Por Ángel Silva-Arenas
Amar debe ser un acto voluntario y de absoluta libertad. Solo así podrá manifestar su esencia y autenticidad. No debe implicar posesión, pues nadie es objeto de nadie, aunque tanto nos guste emplear ese término para dar a conocer lo que tenemos, inclusive en lo referido a nuestras relaciones afectivas.
Cuando tenemos algo, el sentimiento de la posesión surge en nuestros pensamientos, así como el miedo que supone perder eso que hemos logrado conquistar con tanto afán. Un miedo, que en el caso de las relaciones interpersonales, pueden encontrar fundamento en algunas de las pérdidas que hemos tenido en el pasado, donde todo no fue color de rosa, dejándonos cicatrices difíciles de borrar.

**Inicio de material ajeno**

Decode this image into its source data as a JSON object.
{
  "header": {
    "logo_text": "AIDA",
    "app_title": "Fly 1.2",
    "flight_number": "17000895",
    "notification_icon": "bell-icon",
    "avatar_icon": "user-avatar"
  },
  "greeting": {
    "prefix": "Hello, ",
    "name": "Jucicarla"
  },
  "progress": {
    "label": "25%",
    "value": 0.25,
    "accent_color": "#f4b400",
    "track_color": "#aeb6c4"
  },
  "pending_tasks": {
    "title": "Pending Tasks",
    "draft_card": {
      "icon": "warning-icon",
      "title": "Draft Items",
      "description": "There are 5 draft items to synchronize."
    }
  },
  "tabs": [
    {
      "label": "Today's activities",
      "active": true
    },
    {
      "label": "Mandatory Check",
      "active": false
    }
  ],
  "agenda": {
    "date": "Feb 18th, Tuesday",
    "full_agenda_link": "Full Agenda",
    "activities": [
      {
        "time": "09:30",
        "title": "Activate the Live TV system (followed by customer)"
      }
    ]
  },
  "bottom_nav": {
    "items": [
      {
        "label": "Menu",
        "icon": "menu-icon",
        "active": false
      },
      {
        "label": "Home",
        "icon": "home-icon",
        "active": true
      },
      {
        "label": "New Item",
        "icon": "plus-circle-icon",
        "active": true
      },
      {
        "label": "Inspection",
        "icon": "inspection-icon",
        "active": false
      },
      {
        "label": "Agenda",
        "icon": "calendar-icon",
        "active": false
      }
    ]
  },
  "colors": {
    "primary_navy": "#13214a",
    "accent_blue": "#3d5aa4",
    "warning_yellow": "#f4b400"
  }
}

En oportunidades estas experiencias hacen que desarrollemos un apego inseguro, lo que nos lleva a depender de los demás y a controlar sus vidas, especialmente cuando se trata de parejas o amigos especiales. Quienes se comportan de esa manera, demandan continuamente atención y no quieren compartir esa persona con los demás por temor a que se lo quiten o desaparezcan. En consecuencia, aparece la posesividad como un mecanismo para hacerle frente a la inseguridad y la baja autoestima, pero cuando nos percatamos que ese control –en realidad- es limitado, ya que en la vida nada está asegurado, y menos para siempre, entonces podemos entender que no tiene sentido todo ese esfuerzo de controlar a alguien.
Es más razonable y sano invertir esas energías disfrutando en el presente esa relación especial. Amar a alguien es dejarlo libre. El apego supone una forma de atar a alguien, expresando un deseo y necesidad de control.
De igual manera, es necesario comprender que en una relación de pareja es vital no dejar de ser uno mismo, ni pretender que el otro lo haga, porque si perdemos nuestra identidad en la relación, puede crearse una gran dependencia que eliminará al amor auténtico y dará paso a la frustración.